Robin Stevens’s
Gatesville Country Store
by Rachel Perry
photo by George Bredewater
When customers pull into the front parking lot of the Gatesville Country Store, exterior signs plainly convey what it’s all about. “Pizza, groceries, bait, snacks, breakfast and lunch daily,” describe the commodities.
But when they step inside, newcomers find a whole lot more than a neighborhood grocery store.
Proprietor Robin Stevens, who spends seven days each week running the place, makes it her business to feed her clientele well. In addition to selling groceries, hats, work gloves, ice cream, staples and barrels of old fashioned hard candy, Mrs. Stevens has transformed part of the store into a deli and restaurant. She makes all the salads, deviled eggs, homemade sandwiches (including a “California Reuben” consisting of turkey, Swiss cheese and coleslaw), and provides hot specials. “I do home-cooked meals,” Robin said. “That’s what these working guys want. I have a different special every day. It’s like cooking for a big family!” Her customers come from the nearby sawmill, construction road crews, Cordry/Sweetwater Lakes residents and summer people. “It’s fun,” she continued. “Even the people you don’t know want to get to know you.”
Mrs. Stevens’ breakfast buffet on the weekends is attracting people from other parts of the county. “They come to get my biscuits and sausage gravy,” she laughed. “They really like that.” An added attraction is the homemade pie supplied by Robin Smith from the Brown County Inn.
But the unique Gatesville Country Store claim to fame is the corner filled with gold panning supplies.

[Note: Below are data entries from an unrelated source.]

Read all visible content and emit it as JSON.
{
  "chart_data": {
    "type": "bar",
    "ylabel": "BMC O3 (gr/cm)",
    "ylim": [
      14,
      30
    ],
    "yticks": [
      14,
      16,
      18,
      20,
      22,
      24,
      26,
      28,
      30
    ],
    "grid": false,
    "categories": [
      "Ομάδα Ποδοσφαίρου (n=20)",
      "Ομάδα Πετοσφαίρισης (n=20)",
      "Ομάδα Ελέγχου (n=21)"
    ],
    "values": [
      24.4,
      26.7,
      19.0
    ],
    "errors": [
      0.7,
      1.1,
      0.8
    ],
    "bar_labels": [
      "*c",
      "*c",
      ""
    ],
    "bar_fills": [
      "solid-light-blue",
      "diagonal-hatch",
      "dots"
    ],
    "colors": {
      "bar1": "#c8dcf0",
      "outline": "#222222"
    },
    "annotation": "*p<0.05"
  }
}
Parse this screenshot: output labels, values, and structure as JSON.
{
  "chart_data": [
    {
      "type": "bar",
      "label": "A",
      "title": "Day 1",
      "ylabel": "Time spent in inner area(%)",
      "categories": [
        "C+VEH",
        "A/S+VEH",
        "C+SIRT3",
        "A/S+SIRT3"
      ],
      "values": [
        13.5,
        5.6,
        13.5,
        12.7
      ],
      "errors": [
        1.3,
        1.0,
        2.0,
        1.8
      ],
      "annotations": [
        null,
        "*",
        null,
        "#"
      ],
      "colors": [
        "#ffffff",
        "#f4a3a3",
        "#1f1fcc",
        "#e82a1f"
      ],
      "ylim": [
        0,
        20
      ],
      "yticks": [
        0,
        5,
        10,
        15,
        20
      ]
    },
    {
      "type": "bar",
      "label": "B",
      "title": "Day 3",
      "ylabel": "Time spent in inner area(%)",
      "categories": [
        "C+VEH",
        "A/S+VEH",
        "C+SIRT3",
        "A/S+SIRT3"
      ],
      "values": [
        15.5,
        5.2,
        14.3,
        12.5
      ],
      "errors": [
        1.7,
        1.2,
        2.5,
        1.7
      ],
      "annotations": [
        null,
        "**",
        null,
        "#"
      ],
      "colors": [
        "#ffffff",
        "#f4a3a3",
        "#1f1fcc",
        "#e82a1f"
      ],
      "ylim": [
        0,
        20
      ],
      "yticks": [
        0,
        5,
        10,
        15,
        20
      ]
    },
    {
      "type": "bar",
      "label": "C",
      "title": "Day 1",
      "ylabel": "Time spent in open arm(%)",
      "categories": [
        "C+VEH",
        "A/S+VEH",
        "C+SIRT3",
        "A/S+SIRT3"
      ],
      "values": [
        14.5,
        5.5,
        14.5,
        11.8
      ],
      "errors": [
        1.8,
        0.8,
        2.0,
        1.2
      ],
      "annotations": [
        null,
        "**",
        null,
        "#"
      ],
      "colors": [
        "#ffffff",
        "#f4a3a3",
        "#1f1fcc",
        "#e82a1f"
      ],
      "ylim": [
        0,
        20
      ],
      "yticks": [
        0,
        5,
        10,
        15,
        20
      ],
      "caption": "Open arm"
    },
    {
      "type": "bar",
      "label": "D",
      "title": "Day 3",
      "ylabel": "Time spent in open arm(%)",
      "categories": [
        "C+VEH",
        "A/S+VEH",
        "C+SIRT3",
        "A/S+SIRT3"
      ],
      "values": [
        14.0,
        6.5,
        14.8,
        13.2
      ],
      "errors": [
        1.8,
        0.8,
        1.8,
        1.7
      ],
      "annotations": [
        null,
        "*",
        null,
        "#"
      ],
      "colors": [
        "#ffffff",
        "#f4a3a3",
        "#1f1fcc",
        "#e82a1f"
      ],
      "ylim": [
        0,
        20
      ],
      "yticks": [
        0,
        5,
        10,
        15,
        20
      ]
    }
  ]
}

Various heights of rubber boots, screens, vials and “how to” books provide aspiring gold panners with all the necessities. “When I first came here, they told me that people would want to come and pan in Salt Creek,” Robin said. “The Gold Prospector Association of America has gotten wind of the place and groups from Pennsylvania and New York are going to be coming here this summer. The Gold Prospectors from the Indiana Chapter has two big meetings here each year. Some (gold-panners) do it on a regular basis. They’re retired. They find gold, too! We have a little vial on the counter with stuff I’ve found myself.”
Beginning last year, the store also serves as a wild game check station for the Department of Natural Resources’ Fish and Wildlife Division. They weigh turkeys when they’re brought in the spring and tag deer during the fall hunting season. “I just wanted to add that service,” Robin said. “People would stop and ask if we could check in their game, and I hated to turn them away.”
The Gatesville general store burned down about ten years prior to Robin’s arrival. The present building was constructed and Robin took over the business in November of 2002. “At first I just wanted to get my feet wet,” she admitted. At the time she had a regular job as the food and beverage manager for the Brown County Inn.
Robin Stevens was born in Helmsburg and lived there until the third grade, when her family moved into Nashville. She later attended Brown County High School. “I was a fortunate kid who had straight “A’s” and a counselor recommended that I become an engineer. I went to Purdue University in chemical engineering for a year. It’s not that I didn’t care for the subject, but I didn’t like that flat land and was homesick.”
Robin transferred to Indiana University in Bloomington and switched majors to geology. “My geology background is what makes this place interesting,” she confessed. “They find geodes, Indian artifacts, fossils and all sorts of things. Then they bring them to me to identify.”
Despite her science education, Mrs. Stevens has worked in food service for many years. She started at the Brown County Inn in 1976 and also worked at Nashville’s Ordinary and the Seasons Lodge at different times. “I opened up the Hotel Nashville,” she remembered. “The bar, ‘Robin’s Nest,’ is still named after me.” In addition to managing food and beverage and bartending in large establishments, Robin teamed up with her parents to open Gnawbone’s Red Oak Specialties Bakery in 1994. Her mother continues to run the bakery.
On a typical day, Robin greets the morning at 5:30 a.m. and gets her husband, Doug, off to his job in Columbus and her son, Jared, ready to ride the school bus to his 4th grade class in Nashville. Then she goes to the store. “There are a couple of guys who like their early coffee so we take care of them.” The full breakfast menu, deli salads and preparation of the day’s special are followed by the lunch crowd. Mrs. Stevens does all of her own ordering and bookkeeping, usually when there’s a lull in mid-afternoon. “Most of the restaurant business is in the mornings and at noon, but there’s a lot of pizza carry out in the evenings.”
With a full schedule of hard work, one wonders why anyone would want to have a restaurant/country store? “Ever since I was a little kid, there’s always been a neighborhood grocery store,” Robin said by way of explanation. “There used to be Mary Long’s Grocery when I was growing up in Helmsburg.”
The Gatesville Country Store is near the intersection of Gatesville Road and Salt Creek Road. It is open 7 a.m. to 7 p.m. Monday through Thursday; 7 a.m. to 9 p.m. Fridays and Saturdays; and 7 a.m. to 3 p.m. on Sundays. The store/restaurant can be reached by telephone at 812-988-0788. Robin Stevens nearly always answers.